Des observations récentes ont suscité un débat sur la question de savoir si les grands dauphins de l'océan Indien pourraient ingérer intentionnellement d'infimes doses de tétrodotoxine, la puissante neurotoxine présente dans le poisson-globe. Dans un documentaire de la BBC de 2014, Dolphin :Spy in the Pod , des chercheurs ont filmé un groupe de dauphins près du Mozambique lançant un poisson-globe d'avant en arrière, le reniflant doucement avec leur museau et le mâchant sans l'avaler.

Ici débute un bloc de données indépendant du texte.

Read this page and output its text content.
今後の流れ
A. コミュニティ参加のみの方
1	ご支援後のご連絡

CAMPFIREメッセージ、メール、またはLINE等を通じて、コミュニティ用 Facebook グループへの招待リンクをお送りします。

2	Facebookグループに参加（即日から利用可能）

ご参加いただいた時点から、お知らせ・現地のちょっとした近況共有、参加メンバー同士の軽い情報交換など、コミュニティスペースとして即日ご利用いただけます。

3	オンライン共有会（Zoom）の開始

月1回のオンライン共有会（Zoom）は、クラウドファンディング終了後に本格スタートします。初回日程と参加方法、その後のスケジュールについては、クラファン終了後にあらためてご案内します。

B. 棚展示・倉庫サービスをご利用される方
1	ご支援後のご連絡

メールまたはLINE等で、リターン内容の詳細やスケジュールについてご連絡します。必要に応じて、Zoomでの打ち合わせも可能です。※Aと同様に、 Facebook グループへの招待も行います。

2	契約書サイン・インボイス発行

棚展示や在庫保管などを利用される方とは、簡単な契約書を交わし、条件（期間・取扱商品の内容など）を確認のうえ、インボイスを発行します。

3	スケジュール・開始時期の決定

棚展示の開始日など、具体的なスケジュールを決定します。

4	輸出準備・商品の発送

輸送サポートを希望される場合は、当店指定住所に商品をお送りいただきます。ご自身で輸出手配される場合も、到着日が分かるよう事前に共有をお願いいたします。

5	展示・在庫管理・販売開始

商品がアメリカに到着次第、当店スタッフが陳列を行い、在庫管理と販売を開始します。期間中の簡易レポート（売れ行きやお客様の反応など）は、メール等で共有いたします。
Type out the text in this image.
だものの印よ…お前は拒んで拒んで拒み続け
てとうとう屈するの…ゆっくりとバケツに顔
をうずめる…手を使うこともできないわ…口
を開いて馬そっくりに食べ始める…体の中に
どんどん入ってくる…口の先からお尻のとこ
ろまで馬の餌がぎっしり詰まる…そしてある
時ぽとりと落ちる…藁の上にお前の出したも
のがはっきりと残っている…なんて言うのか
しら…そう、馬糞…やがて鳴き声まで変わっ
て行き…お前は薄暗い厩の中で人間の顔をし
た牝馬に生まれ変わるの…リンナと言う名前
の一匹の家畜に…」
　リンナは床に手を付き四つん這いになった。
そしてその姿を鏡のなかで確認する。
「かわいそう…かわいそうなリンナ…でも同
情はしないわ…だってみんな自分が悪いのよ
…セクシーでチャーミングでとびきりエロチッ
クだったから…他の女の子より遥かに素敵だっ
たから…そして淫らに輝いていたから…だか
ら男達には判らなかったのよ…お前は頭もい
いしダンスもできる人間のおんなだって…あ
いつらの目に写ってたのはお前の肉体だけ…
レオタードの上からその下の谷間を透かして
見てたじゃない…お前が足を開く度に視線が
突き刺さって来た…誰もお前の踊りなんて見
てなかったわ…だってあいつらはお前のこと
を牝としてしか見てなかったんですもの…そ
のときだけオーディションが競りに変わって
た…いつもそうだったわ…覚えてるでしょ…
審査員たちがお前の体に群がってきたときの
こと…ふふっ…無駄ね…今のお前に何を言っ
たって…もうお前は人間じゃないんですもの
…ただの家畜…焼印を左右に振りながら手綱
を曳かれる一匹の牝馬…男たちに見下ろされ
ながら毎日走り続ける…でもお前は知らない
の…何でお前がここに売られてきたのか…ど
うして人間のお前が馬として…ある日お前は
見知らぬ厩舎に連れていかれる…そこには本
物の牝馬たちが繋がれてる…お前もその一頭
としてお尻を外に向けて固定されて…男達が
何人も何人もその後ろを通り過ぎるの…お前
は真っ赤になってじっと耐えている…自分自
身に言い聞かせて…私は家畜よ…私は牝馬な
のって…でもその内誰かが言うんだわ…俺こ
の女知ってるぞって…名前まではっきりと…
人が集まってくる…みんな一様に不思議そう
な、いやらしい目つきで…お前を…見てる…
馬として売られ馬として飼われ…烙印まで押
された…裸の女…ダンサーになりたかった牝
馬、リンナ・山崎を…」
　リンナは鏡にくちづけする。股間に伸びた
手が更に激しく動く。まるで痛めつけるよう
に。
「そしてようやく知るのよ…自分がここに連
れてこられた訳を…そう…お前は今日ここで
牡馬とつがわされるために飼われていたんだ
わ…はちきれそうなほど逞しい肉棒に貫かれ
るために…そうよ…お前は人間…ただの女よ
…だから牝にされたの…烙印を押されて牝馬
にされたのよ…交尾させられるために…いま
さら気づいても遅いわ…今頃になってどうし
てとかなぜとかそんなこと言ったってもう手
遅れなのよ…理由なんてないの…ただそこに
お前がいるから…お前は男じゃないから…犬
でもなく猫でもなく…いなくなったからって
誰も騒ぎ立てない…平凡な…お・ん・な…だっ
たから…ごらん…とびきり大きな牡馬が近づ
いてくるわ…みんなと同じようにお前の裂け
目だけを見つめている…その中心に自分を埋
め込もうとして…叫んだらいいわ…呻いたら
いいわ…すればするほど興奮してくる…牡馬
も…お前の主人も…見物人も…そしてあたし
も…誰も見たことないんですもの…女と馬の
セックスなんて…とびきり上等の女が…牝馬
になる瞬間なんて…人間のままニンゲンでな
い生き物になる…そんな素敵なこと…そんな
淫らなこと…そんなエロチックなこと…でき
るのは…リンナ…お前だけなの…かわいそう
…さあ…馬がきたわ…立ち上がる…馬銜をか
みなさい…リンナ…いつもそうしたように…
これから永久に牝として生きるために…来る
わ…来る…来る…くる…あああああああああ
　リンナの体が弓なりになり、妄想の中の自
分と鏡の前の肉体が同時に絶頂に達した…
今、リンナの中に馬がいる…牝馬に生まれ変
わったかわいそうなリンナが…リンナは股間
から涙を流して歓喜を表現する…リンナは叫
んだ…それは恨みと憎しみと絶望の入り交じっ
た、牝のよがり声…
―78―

Les dauphins ont ensuite flotté à la surface et ont regardé leurs propres reflets, un comportement souvent associé à des états altérés de conscience.
La tétrodotoxine est un puissant bloqueur des canaux sodiques voltage-dépendants, ce qui en fait l'un des poisons naturels les plus mortels connus. Il est environ 1 000 fois plus toxique que le cyanure et peut provoquer une paralysie respiratoire chez l'homme en cas d'ingestion. La toxine est également présente chez certains invertébrés marins et a été étudiée pour ses propriétés analgésiques potentielles à très faibles doses.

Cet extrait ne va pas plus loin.